Location
- 3802 Redick Avenue Omaha, Nebraska 68112 United States
- Coordinates: 41°19′06″N 95°58′14″W﻿ / ﻿41.31833°N 95.97056°W

Information
- Type: Public, magnet middle school
- School district: Omaha Public Schools
- Principal: Dr. Monica Green
- Grades: 6-8
- Colors: Blue and gold
- Mascot: Monarch (lion)
- Website: http://www.ops.org/middle/mcmillan/

= McMillan Magnet Center =

McMillan Magnet School, formerly known as McMillan Junior High School, is a middle school located at 3802 Redick Avenue in North Omaha, Nebraska, United States. McMillan is a magnet school, focusing on technology, mathematics, engineering, and communication arts.

==History==
McMillan opened in 1958, and its students soon chose the Monarch (Lion) as the school mascot.
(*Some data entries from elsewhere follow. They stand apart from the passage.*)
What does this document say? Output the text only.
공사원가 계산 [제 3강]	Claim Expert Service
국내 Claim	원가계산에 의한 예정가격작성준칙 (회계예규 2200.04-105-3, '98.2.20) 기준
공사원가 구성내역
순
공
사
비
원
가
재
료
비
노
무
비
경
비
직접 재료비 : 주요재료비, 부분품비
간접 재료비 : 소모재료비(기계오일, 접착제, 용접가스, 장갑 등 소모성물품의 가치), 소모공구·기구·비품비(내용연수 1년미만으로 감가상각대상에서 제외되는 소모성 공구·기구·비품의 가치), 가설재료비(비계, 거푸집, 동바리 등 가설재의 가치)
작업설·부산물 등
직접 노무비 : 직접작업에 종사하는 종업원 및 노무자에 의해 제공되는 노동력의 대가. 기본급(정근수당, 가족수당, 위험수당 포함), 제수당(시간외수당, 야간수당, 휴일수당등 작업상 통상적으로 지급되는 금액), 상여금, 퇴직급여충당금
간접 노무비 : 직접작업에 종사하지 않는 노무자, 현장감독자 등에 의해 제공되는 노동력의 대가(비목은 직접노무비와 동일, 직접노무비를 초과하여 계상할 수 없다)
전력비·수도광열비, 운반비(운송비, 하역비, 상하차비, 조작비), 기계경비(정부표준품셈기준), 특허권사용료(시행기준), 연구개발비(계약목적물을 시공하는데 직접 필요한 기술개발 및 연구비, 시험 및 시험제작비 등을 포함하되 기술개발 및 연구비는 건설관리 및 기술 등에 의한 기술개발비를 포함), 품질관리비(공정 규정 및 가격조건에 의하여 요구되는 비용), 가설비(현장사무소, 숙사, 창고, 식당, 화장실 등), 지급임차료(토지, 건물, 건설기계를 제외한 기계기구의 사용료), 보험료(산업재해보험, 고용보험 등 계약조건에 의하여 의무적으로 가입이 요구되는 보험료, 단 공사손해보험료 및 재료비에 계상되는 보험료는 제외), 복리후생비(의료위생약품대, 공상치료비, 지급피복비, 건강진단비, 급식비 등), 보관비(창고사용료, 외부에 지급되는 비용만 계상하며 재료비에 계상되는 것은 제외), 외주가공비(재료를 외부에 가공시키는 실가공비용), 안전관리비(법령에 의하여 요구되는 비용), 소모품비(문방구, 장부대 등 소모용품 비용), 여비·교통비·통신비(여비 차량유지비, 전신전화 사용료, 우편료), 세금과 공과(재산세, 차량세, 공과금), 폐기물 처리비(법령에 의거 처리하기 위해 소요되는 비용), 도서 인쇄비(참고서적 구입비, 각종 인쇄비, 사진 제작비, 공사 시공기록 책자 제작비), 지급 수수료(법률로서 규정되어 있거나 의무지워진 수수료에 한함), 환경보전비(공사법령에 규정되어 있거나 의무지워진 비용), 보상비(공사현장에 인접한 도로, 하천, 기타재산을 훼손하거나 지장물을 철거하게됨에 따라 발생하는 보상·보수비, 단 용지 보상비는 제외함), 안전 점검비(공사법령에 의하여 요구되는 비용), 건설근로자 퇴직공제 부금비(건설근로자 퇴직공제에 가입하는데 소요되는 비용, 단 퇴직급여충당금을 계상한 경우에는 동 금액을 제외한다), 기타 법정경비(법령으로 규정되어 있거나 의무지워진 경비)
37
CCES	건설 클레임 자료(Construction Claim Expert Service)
Named for Edward E. McMillan (1875–1943), the first principal of North High School, McMillan became Omaha Public Schools' first magnet junior high school in the 1980s. Originally a school for seventh, eighth and ninth grade students, in 1989 ninth graders were permanently moved to high schools throughout the city.

==Features==
As a magnet school, McMillan features special courses in computers and mathematics.

The name of the school was changed to McMillan Magnet Center in the late 1990s.

The school completed a $13 million renovation project in 2003, including a library/media center, technology and living laboratories, computer labs, and an indoor and outdoor athletic complex. McMillan also offers a program for gifted and talented students.